Saturday, February 4, 2017

TFS

One evening, a number of years ago, when you were addressing the fiction-writing class of a friend, you lost your temper, then stepped over a line you'd not trespassed before.

In retrospect, you see how your patience could well have been lost with yourself and your own occasionally discursive routes to setting narrative in motion. In any case, you offered to give the students in your friend's class the equivalent of the keys to the family car. You offered the absolute key to narrative success.

T, you said, F, S. You indicated that those of us who'd found our way into some form of regular publication were aware of these three initials. They'd become part of the ritual we used whenever and however we chose to compose fiction.

A hush fell over the room. Your friend found himself writing down those three initials before he  made eye contact with you. "TFS?" he said, his face now embarked on registering the meanings behind secret ritual.

You nodded, time to spring the punchline, for in many ways, this was if not an outright joke, certainly an expression of humor. "Tell the fucking story," you said.

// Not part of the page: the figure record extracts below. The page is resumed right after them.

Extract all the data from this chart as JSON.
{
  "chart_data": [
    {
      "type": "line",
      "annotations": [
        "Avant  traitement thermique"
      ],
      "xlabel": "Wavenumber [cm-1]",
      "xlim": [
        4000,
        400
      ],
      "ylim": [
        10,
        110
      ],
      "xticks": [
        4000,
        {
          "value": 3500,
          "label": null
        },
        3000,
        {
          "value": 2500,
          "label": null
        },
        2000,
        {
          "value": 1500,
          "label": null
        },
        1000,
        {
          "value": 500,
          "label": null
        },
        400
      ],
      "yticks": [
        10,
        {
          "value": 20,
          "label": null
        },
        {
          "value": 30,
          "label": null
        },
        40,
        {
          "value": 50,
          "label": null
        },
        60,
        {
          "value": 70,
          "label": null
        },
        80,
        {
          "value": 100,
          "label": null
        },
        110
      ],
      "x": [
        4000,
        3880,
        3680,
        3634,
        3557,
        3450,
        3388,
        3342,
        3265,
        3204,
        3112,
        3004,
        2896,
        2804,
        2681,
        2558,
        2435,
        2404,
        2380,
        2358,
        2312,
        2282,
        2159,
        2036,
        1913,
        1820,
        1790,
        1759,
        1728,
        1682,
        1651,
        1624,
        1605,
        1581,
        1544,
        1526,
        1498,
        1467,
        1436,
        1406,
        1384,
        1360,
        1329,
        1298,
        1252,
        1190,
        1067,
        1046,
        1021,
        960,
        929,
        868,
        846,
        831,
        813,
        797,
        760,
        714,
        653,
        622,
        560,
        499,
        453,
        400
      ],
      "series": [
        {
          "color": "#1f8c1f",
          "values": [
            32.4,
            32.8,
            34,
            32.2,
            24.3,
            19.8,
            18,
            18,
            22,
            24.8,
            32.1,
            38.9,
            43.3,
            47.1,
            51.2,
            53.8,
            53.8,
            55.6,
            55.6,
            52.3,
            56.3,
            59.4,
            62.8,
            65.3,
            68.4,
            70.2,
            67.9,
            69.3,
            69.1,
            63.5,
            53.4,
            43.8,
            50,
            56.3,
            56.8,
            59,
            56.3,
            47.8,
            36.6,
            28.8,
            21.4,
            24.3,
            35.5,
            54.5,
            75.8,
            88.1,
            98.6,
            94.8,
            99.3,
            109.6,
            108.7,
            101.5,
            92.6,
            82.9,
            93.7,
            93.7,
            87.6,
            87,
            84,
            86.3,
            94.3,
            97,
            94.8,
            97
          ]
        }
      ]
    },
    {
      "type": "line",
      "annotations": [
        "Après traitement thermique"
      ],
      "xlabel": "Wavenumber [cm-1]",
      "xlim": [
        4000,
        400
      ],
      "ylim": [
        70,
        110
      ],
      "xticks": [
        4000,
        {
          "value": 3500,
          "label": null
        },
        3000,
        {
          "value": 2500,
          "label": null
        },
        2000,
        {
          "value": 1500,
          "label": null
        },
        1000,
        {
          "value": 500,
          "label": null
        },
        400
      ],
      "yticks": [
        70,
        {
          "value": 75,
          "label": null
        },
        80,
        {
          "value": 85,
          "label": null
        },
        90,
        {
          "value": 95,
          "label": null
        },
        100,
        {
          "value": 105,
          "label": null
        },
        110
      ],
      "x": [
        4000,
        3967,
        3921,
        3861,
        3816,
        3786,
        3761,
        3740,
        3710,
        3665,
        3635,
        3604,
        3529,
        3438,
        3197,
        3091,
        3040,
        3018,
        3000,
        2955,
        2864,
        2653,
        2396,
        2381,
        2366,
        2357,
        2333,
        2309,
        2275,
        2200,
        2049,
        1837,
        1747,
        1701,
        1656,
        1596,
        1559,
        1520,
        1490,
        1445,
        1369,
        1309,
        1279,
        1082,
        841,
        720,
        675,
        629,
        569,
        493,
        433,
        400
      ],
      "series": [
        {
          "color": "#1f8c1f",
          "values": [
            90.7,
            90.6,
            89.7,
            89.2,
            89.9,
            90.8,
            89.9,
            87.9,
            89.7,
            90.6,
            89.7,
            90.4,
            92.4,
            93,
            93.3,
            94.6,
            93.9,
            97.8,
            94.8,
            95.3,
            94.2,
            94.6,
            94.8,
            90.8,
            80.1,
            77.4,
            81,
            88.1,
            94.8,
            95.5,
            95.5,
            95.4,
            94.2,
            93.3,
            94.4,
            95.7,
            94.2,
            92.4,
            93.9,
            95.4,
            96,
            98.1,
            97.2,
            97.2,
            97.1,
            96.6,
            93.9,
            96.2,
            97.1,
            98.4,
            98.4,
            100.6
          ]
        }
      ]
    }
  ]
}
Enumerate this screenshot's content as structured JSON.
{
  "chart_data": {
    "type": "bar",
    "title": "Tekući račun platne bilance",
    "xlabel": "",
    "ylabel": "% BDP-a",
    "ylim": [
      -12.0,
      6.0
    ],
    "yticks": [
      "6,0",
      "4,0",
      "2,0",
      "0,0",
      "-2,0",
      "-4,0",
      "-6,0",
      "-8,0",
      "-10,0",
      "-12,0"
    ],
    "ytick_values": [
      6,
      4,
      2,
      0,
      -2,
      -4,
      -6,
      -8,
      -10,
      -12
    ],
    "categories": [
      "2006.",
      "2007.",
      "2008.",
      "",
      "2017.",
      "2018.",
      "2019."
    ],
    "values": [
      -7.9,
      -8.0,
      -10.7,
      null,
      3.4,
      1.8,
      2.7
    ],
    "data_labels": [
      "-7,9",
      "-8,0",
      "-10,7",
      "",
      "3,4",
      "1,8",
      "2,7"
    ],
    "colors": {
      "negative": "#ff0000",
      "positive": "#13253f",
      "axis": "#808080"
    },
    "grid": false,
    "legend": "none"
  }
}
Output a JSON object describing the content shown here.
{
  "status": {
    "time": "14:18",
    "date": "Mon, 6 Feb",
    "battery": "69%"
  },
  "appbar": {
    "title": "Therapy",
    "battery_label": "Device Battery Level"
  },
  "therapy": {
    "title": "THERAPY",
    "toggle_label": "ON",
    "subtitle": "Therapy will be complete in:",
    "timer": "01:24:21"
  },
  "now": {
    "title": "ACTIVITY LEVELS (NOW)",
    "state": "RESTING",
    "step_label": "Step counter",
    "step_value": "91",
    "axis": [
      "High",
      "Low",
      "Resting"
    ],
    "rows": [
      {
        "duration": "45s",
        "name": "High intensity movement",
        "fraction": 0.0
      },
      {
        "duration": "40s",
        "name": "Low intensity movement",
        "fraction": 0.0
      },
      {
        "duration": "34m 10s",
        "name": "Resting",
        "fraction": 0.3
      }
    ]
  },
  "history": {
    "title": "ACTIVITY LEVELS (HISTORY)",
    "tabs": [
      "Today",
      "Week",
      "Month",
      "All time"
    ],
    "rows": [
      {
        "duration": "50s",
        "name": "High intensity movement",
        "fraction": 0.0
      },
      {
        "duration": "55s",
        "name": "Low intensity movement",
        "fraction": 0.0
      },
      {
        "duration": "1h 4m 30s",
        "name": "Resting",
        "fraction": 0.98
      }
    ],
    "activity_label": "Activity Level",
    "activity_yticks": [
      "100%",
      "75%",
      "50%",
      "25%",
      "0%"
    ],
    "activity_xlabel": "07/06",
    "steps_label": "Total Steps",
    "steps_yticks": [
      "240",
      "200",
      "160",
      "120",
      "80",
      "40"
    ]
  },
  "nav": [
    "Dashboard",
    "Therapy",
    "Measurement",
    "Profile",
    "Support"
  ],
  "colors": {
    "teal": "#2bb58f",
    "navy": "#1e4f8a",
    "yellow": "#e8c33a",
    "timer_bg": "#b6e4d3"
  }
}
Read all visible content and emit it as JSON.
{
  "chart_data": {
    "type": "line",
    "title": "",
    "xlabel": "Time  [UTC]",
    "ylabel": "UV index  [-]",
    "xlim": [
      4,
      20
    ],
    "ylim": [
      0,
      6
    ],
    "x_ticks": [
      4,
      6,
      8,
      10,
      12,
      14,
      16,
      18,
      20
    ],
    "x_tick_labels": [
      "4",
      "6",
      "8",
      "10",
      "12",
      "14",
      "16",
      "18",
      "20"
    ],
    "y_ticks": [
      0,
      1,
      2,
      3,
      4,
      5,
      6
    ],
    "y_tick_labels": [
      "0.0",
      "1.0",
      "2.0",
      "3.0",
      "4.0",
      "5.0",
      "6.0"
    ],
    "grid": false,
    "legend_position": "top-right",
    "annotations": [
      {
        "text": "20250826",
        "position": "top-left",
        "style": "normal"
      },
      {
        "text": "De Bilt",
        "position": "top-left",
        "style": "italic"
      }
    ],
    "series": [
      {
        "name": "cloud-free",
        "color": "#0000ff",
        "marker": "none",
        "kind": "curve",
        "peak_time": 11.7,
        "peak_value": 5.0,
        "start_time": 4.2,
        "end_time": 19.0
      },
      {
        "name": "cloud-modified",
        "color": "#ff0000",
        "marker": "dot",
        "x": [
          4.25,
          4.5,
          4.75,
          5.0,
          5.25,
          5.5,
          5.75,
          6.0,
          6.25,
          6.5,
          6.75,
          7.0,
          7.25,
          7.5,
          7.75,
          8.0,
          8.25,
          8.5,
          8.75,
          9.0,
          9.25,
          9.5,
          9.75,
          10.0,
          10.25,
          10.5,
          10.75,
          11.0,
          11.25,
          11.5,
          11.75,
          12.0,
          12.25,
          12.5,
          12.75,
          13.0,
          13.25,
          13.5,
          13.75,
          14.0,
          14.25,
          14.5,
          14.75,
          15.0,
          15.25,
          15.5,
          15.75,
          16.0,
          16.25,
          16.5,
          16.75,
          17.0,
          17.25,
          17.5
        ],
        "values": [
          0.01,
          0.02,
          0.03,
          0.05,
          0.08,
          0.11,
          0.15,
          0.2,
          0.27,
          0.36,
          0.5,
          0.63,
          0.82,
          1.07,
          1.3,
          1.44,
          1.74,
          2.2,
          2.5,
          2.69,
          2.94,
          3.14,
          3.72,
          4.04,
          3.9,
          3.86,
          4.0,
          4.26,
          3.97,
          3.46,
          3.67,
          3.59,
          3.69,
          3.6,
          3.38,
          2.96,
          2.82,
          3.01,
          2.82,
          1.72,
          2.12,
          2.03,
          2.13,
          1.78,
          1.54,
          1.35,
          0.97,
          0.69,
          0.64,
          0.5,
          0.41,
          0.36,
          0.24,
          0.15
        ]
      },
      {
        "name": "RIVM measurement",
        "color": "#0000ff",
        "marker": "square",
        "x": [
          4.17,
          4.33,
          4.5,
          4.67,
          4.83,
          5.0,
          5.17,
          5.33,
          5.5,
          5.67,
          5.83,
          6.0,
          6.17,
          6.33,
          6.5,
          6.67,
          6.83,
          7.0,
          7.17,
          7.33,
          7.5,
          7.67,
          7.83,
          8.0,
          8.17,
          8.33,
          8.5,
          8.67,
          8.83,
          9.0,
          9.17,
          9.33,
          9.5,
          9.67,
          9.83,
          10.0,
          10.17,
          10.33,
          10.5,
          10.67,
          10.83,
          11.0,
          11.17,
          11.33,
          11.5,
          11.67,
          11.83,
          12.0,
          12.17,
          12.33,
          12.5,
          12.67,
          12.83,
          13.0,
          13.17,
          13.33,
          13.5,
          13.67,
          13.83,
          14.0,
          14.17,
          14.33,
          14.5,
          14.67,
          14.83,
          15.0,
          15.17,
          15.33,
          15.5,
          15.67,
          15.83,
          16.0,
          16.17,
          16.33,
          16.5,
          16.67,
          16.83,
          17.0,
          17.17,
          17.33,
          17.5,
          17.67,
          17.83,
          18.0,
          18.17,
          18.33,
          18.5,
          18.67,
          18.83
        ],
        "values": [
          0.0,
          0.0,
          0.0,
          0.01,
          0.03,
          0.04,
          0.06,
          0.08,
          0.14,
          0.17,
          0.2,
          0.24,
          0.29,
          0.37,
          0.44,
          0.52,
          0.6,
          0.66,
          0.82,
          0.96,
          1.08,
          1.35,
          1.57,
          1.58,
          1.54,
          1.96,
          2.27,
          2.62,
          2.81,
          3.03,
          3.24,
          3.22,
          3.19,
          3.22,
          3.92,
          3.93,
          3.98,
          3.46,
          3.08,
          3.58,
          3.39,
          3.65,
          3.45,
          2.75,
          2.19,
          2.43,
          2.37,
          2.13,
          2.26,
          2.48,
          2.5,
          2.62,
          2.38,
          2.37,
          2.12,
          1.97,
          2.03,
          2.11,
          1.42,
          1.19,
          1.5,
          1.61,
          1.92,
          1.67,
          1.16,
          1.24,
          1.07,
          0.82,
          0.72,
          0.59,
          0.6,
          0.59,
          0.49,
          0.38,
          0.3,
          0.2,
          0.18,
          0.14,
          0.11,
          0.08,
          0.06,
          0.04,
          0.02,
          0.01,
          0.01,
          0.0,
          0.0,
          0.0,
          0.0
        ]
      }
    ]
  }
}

You recall the event and the moment now with a great clarity, no doubt greater than actual memory. The students and your friend lurched in their seats. You persisted with the moral clarity of one who'd trudged to the mountain top to receive not just any old message, rather the message.

In your time, you'd gone to many lectures and classes, absorbing what you could from a range of writers, editors, and critics. All of them seemed eager for you to understand the mechanics of what things one must do and should by no means do in order to produce publishable work.

The sad truth for you is that by the time you'd formulated that writers' equivalent of S.O.S. or the French au secours, you'd managed to publish a number of things where you'd have done well to tell the fucking story.

To say "Tell the story" has some but not sufficient effect.  Application of the gerund fucking adds the necessary urgency to the observation that story itself is more than observation, digression, and commentary. In order to be a story, the narrative needs to resonate with implications that surround, even envelop the primary individuals around which story is invented.

Even jokes, which are the precursors of today's so-named flash fiction, begin with one or more individuals, set in a particular place. One of your favorite jokes begins with an individual who appears for the sake of a laugh to have been yanked in off the streets. "An elderly gentleman has just discovered his best friend--" thus two unnamed men whom you are sure you've seen hundred of times in hundreds of parks.  "An elderly gentleman has just discovered his best friend has been carrying on an affair with his wife." The story is less than a sentence old and it already has existential implications, resonance, and a hint of betrayal. But remember--this is to be a joke.

Without any further detail, this unnamed individual confronts his best friend. "I don't understand," he says. "Me, I have to. But you--" and the punchline hangs in the silence.

You are so much a fan of TFS that you have included it in a compendium of storytelling terms and conditions.  Whenever a story is begun, its effectiveness resides in it transporting and surprising the reader, taking that person on a journey of discovery. The journey is best served with inherent wrong directions and unplanned surprises.

Another thing you've said in concert with TFS is "Never take the reader where the reader wants to go." The reader must be motivated to curiosity, which can be assisted with the judicious sprinkling of details, This effect is waiting to spring on Mark Twain and us in his mischievous romp, "The Grandfather's Ram," where Twain makes himself the butt of an outrageous shaggy-dog-story distraction, taking us on side trips we'd never have imagined, each one taking us farther away from what we hoped to hear about a ram that once belonged to the grandfather of someone whose hold on any given subject varied according to the amount of whiskey he'd had to drink.

We--you included--need only pour over recent drafts of our concocted fictions to see where the details took over from the story and led it astray.